Until the late 1700s, this area of Canada was far from a solitude of nature, and was actually one of the cultural hotspots. This central region of the Frontenac Arch (today a UNESCO Biosphere Reserve) was a meeting place of Indigenous peoples and European settlers, a north American trading zone. Lakes, rivers and trails and paths allowed goods and resources from across the continent and south to the Caribbean to be exchanged.

Post 1700 , Europeans in search of furs and timber built homes and businesses. A patent of ownership was granted here to Colonel Joseph Jessup in 1799 – but quite likely there were folks already here because on this property was an untamed, seasonally roaring waterfall.

Waterfalls were the power grid of the early settlements. A solid flow of water literally turned the wheels of industry. Power for saw-mills and power for grinding farmer’s grains. By the first census in 1805, a sawmill was already working here, and a grist mill soon followed. Highway 42 (out front of the Glen Elbe property today) was the super-highway of its time – a plank road. Wood was plentiful and important roads were topped with pine boards for the ease of horses and carriages.

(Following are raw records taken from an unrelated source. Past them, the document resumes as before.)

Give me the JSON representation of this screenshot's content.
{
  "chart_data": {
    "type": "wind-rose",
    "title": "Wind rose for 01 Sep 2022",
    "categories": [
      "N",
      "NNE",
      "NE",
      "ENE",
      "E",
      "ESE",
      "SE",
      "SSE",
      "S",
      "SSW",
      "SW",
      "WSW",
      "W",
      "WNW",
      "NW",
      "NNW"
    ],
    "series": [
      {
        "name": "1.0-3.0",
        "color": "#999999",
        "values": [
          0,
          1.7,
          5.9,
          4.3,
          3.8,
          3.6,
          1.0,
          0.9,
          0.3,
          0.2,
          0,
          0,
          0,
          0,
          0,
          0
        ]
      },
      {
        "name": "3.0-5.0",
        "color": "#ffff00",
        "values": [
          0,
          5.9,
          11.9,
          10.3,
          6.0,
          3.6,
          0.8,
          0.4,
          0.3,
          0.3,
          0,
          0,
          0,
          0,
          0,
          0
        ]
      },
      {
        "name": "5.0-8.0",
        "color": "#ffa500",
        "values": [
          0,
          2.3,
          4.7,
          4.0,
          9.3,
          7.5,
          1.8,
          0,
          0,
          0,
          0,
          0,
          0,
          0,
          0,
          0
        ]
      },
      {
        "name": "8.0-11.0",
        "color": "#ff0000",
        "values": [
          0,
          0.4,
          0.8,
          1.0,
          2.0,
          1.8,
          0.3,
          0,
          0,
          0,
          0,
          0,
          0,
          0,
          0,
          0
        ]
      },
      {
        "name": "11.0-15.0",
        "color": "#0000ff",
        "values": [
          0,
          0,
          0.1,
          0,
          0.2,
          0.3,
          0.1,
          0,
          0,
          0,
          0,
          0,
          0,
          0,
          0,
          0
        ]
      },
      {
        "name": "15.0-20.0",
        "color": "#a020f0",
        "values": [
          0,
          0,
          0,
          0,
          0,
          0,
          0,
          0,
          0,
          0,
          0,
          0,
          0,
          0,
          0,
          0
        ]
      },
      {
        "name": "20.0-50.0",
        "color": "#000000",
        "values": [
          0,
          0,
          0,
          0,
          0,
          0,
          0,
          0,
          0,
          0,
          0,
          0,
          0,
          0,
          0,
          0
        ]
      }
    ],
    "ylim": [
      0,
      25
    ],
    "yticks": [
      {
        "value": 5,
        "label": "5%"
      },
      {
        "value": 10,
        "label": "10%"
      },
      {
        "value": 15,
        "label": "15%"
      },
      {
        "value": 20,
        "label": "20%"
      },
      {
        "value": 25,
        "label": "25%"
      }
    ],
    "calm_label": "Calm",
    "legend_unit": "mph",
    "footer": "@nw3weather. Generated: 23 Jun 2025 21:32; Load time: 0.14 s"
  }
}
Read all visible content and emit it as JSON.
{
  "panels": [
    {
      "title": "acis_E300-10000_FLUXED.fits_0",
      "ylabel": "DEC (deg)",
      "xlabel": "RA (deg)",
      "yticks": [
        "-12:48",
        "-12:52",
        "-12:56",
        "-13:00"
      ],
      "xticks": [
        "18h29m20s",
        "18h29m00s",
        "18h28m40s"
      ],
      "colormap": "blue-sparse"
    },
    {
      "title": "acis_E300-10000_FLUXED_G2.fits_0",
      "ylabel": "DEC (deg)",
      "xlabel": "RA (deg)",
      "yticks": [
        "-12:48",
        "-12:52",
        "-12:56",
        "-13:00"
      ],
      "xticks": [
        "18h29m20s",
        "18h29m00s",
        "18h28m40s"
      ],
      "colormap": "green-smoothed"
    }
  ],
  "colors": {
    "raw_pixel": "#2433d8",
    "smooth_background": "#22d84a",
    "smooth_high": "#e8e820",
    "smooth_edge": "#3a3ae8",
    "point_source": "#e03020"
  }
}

An original British Army road marker (1760). Still exists on the property

Boards were often over 24” wide!

The wooden barn at Glen Elbe farm was a stagecoach stop to change out the tired horse teams running from Brockville to Westport. The house had a porch and sitting room to serve stagecoach guests refreshments.

Stage Coach stop and house before renovations & restoration

Glen Elbe was a robust, bustling village in the early 1800s. One of the earliest schools in the region was built on the property, because there were so many children of the many families that worked at the sawmill, gristmill, cheese factory, tannery, distillery and cheese works.

Their boarding houses are long gone, lost to the stream’s Spring floods, as are much of mill structures – but there are very visible clues to explore. The rail bed from the line from Brockville to Westport (the old B&W Railway) is part of today’s walking trail. There was a train stop here where goods and cargo were loaded and unloaded, and where children would go off to high school in Athens, and where people would go into Brockville to shop and work.

The falls powered industry.

Remains of a mill visible today.

The 111 acre property at the hamlet of Glen Elbe is a mosaic of forest and fields, and wetlands that pour over a waterfalls into a wetlands-filtered stream bound for Charleston Lake. Over the years, nature has reclaimed much of the landscape, and how nature has handled time is part of the story from which we can learn of the evolution of landscapes. The Glen Elbe Learning Centre is a story of those times, and a window into times to come.